Residents shredded the plan, saying it places boats in perilously shallow water and ignores the history and temperament of the area.
“There are places two and a half feet deep where boats are supposed to maneuver around to get out of those moorings,” said paddler Sue Roberts, during a public hearing on the study.
Residents called for preservation of a place of healing where King Kamehameha III was stillborn and revived.
“It’s not a bay; it’s an inlet,” Virginia Isbell said. “Once you get that into your head you realize it really is something special. … The whole inlet is basically shallow and full of coral. There is a history of damage to the area when the waves are wild and high.”
DOBOR held the hearing on the draft EA at the Kealakehe High School cafeteria. About 200 people attended and a couple of dozen spoke.
Residents have accused DOBOR of rolling ahead with the plan despite the opposition. But Department of Land and Natural Resources spokeswoman Deborah Ward confirmed in an email that the EA is part of the legal process and its findings are not the determining factor.
“The final decision on what actually is approved will rest with the Board (of Land and Natural Resources),” she said.
DLNR’s first deputy Kekoa Kaluhiwa confirmed to the group that there has been “no predetermined decision that there will be added moorings to Keauhou Bay.”
At the end of the day, DLNR recognizes it cannot move ahead without the support of the community, Kaluhiwa said.
“It’s important in my heart that we make right with the recreational users of the bay, the fishers, the paddlers,” he said, noting that replacing and realigning existing moorings is key, and that the addition of moorings is more a secondary consideration.
But Bill Armer, president of the 600-member Keauhou Canoe Club, said it has always felt like there was a predetermined outcome.
“The state has had its say with the EA — shallow, insubstantial, no data, repetitive,” he said. “Probably 50 percent of the moorings in Hawaii are unpermitted by the federal government. So let’s start in Keauhou Bay?”
DLNR agreed to conduct the EA after it was sued by the Keauhou Canoe Club in 2013. The lawsuit alleged the state failed to follow its own laws when it pursued the moorage expansion without first completing the study. More than 2,000 people signed a petition against the plan several years ago, saying the bay is already too crowded, the boats will conflict with non-motorized uses and that more development is out of step with the bay’s cultural significance.
DLNR is pursuing the project because federal law requires that all offshore moorings be permitted by the Army Corps of Engineers, and none of Keauhou Bay’s nine existing moorings are permitted; nor do they meet engineering standards, Ward said.
The moorings help address a large gap between available sport boat moorage and the demand for it around the state, according to DLNR.
The existing buoys and anchors will be relocated so that none interfere with the navigation channel, and the network of moorings will be located more to the south of the harbor and laid out to make more efficient use of space, according to DLNR.

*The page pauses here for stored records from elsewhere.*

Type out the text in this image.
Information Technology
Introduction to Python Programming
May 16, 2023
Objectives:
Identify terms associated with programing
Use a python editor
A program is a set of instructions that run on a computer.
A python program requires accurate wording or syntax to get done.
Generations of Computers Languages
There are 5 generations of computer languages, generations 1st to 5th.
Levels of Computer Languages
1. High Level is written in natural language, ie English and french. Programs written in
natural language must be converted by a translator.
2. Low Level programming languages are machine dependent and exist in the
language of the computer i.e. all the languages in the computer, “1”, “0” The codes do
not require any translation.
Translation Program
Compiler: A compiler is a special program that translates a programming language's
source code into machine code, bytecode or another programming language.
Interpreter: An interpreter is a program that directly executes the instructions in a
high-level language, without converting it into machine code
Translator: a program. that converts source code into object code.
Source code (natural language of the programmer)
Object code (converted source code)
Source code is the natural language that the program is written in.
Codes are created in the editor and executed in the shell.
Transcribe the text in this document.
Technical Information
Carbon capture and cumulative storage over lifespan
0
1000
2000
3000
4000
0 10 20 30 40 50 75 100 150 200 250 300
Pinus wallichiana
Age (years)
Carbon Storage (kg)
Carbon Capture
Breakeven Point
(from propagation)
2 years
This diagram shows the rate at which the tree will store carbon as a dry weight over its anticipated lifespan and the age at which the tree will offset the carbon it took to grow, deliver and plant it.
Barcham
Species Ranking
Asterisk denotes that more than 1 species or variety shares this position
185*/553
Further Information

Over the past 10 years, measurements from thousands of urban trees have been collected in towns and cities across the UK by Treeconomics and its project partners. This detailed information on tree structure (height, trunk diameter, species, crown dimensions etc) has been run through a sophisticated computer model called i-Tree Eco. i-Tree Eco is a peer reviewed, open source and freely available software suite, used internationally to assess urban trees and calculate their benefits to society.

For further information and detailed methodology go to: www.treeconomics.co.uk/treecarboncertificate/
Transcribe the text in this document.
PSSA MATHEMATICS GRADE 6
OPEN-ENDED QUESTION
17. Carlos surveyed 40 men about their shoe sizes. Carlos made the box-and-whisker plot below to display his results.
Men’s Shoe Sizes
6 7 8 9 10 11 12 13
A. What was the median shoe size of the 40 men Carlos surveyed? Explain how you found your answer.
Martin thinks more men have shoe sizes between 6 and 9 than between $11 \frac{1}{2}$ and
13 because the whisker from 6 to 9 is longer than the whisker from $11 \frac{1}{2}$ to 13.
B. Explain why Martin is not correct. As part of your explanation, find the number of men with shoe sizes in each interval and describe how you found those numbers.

Lawrence Peebles is third on the list for a mooring. He’s been trying to get moorage for a sport boat for 10 years, he said.
“I don’t understand all of the opposition,” he told the newspaper. “People put in their own moorings. They threw old engines in. They roll around and tear up the bottom of the bay. The bay has changed significantly in 35 years.”
“Everyone should share the bay,” he added.
But Peeble was a small minority in his support for the plan.
“I don’t know why they keep coming back and wanting to ruin our beautiful bay,” said Barry Willis. “But they keep coming back.”